1.3.– Ulteriore aspetto di irragionevolezza dell’automatismo censurato sarebbe desumibile dalla diversa gravità dell’illecito disciplinare di cui all’art. 3, comma 1, lettera e), del d.lgs. n. 109 del 2006 rispetto alle altre ipotesi per le quali l’art. 12, comma 5, dello stesso decreto prevede la sanzione della rimozione, e cioè da un lato l’interdizione dai pubblici uffici in seguito a condanna penale, e dall’altro la condanna a pena detentiva per delitto non colposo non inferiore ad un anno, la cui esecuzione non sia stata sospesa ai sensi degli artt. 163 e 164 cod. pen., o per la quale sia intervenuto provvedimento di revoca della sospensione condizionale ai sensi dell’art. 168 cod. pen. Entrambe tali ipotesi presuppongono infatti una condanna che accerta la commissione di reati, mentre le violazioni di cui all’art. 3, comma 1, lettera e), del decreto legislativo citato non presentano necessariamente rilievo penale.

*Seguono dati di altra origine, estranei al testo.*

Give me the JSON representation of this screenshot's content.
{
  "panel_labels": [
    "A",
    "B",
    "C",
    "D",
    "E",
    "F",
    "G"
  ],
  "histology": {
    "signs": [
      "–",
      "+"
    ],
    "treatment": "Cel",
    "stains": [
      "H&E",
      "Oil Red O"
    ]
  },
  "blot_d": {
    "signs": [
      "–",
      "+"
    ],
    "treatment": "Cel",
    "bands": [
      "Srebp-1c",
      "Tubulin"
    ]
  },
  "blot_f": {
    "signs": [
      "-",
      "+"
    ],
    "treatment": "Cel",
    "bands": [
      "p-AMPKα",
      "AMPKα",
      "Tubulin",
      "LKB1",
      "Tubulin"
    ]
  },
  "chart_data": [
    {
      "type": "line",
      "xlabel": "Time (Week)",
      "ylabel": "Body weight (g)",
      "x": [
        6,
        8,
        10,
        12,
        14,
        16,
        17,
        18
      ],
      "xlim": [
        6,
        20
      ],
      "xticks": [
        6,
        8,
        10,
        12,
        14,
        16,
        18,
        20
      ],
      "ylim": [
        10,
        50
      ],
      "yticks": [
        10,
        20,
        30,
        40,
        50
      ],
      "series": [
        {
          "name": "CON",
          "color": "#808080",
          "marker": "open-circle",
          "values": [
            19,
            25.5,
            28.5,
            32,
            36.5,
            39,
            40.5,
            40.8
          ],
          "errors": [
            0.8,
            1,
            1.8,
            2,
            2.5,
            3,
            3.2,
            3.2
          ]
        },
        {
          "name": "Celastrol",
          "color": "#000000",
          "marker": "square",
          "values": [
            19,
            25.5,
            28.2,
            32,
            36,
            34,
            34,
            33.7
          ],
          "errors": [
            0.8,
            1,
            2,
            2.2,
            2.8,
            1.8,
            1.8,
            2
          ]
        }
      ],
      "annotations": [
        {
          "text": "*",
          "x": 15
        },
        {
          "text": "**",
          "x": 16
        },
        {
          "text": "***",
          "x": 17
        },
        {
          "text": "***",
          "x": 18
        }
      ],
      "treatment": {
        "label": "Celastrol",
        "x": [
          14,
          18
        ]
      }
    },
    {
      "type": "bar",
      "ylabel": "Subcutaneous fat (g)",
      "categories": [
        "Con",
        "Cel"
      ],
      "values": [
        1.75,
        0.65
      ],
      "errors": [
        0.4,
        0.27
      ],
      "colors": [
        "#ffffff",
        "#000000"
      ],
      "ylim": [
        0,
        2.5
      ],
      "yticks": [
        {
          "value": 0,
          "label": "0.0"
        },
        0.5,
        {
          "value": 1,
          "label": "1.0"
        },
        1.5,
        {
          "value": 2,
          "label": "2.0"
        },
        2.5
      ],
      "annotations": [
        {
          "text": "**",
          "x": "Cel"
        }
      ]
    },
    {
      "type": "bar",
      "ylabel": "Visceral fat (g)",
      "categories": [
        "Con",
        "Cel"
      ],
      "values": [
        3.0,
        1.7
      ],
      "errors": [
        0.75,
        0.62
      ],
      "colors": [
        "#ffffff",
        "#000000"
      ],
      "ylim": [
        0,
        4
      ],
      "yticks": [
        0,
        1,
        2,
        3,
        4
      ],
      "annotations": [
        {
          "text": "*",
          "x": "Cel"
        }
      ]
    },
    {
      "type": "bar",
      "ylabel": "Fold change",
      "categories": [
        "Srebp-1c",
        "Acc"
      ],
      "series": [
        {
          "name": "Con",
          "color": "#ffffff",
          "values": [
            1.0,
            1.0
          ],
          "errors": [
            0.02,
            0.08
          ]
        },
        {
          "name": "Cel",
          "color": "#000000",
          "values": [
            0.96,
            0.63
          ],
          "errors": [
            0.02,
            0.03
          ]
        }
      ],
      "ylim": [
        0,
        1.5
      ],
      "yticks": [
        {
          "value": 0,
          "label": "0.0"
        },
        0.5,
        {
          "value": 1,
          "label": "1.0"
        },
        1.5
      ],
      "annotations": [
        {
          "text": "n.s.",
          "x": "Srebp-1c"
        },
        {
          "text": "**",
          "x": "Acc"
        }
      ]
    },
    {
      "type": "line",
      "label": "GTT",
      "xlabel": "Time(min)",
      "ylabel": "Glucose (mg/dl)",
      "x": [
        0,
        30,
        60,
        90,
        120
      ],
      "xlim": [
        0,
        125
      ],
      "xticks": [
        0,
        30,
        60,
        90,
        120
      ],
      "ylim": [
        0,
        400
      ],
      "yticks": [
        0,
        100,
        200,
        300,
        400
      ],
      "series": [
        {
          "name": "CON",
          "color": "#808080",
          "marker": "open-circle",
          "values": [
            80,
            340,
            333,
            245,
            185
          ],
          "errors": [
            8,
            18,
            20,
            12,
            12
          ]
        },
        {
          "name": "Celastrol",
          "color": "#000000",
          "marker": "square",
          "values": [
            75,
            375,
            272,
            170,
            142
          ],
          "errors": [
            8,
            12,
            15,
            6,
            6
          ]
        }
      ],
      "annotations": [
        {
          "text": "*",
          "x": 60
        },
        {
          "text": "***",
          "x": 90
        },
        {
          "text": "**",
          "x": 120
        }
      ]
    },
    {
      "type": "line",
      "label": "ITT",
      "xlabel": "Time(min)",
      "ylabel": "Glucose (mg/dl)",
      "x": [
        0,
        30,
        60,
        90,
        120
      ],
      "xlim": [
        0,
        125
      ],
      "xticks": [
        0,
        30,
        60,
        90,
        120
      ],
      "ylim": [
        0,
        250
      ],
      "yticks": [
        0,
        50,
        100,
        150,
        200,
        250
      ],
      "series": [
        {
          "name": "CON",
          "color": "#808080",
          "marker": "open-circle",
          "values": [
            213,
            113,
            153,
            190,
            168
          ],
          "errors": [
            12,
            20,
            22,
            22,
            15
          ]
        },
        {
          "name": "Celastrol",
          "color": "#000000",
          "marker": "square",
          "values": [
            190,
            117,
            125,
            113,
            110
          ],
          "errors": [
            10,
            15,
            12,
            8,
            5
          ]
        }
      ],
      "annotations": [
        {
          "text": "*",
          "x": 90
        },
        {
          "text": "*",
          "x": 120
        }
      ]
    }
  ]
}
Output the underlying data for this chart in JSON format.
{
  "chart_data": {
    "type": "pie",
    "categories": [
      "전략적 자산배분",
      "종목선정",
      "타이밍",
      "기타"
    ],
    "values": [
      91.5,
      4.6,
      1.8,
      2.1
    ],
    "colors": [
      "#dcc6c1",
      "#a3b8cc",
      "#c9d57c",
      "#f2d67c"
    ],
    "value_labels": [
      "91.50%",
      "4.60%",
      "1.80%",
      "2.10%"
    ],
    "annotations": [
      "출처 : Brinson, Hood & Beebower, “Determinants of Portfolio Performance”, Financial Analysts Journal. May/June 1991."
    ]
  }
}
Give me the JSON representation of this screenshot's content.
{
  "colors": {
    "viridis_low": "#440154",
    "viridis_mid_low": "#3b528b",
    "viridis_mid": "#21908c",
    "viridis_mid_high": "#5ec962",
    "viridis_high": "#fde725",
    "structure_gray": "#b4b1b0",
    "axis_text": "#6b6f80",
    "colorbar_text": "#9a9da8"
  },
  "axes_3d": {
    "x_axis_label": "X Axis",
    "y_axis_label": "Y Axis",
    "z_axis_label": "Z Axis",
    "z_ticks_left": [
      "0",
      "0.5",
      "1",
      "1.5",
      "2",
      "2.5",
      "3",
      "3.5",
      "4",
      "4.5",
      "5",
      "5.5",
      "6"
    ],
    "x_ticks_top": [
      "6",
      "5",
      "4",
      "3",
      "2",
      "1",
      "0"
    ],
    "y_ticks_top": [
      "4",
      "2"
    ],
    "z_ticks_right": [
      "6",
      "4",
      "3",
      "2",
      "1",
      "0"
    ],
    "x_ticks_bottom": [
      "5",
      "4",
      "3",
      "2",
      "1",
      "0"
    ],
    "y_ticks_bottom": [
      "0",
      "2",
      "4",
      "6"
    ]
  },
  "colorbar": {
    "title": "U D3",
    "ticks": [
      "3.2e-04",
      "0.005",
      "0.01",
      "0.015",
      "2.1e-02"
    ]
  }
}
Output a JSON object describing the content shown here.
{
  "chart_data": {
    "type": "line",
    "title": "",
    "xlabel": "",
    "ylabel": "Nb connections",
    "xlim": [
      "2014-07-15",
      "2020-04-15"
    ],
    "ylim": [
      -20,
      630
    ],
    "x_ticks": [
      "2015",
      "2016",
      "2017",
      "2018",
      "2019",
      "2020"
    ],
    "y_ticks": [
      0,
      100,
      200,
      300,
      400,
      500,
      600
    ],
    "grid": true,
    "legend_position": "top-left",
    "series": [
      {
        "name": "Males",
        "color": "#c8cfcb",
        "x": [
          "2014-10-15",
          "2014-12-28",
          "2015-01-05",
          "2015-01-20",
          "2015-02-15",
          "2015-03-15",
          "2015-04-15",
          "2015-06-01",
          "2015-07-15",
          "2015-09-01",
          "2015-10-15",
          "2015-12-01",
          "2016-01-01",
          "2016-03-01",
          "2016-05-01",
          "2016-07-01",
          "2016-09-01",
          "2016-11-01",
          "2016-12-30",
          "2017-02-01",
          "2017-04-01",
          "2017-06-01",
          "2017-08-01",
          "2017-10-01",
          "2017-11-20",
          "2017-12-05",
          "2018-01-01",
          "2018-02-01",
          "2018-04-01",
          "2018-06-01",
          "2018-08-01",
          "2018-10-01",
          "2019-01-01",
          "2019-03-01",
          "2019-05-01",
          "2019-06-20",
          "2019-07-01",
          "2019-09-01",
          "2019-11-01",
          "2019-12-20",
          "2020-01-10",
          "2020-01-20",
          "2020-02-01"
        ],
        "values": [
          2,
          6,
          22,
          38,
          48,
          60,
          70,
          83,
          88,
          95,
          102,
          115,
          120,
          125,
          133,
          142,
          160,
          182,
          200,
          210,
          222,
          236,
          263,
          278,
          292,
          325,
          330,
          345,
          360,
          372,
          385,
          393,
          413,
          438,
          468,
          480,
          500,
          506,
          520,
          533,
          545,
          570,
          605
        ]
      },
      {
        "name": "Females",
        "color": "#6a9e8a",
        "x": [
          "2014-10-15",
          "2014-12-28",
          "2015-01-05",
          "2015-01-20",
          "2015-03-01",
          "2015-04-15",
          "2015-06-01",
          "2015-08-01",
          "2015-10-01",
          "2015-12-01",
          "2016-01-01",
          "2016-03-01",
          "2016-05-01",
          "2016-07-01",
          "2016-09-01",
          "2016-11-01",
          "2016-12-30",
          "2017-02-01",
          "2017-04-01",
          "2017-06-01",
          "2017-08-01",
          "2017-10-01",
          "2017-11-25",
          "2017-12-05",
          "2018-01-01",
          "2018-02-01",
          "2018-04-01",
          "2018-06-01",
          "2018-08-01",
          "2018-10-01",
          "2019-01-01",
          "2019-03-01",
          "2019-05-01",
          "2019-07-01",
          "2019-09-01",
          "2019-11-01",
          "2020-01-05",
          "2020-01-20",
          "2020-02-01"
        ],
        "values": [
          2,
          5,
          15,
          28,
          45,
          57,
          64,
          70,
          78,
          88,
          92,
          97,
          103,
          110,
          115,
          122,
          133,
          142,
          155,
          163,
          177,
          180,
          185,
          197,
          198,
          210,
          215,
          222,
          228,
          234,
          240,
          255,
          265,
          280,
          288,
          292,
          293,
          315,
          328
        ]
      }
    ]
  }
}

1.4.– La disposizione censurata sarebbe, infine, irragionevole in quanto assoggetterebbe a trattamento deteriore l’illecito disciplinare di cui all’art. 3, comma 1, lettera e), del decreto legislativo citato rispetto ad altre ipotesi caratterizzate da maggior disvalore dal punto di vista deontologico. La Sezione rimettente richiama in particolare quella prevista dall’art. 3, comma 1, lettera a), del decreto legislativo medesimo, riguardante l’uso della qualità di magistrato per ottenere vantaggi ingiusti per sé o per altri, punita con la sanzione non inferiore alla censura, o alla perdita di anzianità se abituale e grave, ove viene in risalto uno sviamento della funzione di magistrato che non costituisce, invece, elemento costitutivo della fattispecie oggetto del giudizio a quo; nonché quella di cui all’art. 3, comma 1, lettera b), per la quale è comminata la sanzione minima della perdita di anzianità, e che consiste nel frequentare persona sottoposta a procedimento penale o di prevenzione comunque trattato dal magistrato, o persona che a questi consti essere stata dichiarata delinquente abituale, professionale o per tendenza o aver subìto condanna per delitti non colposi alla pena della reclusione superiore a tre anni o essere sottoposto ad una misura di prevenzione, ovvero nell’intrattenere rapporti consapevoli di affari con una di tali persone.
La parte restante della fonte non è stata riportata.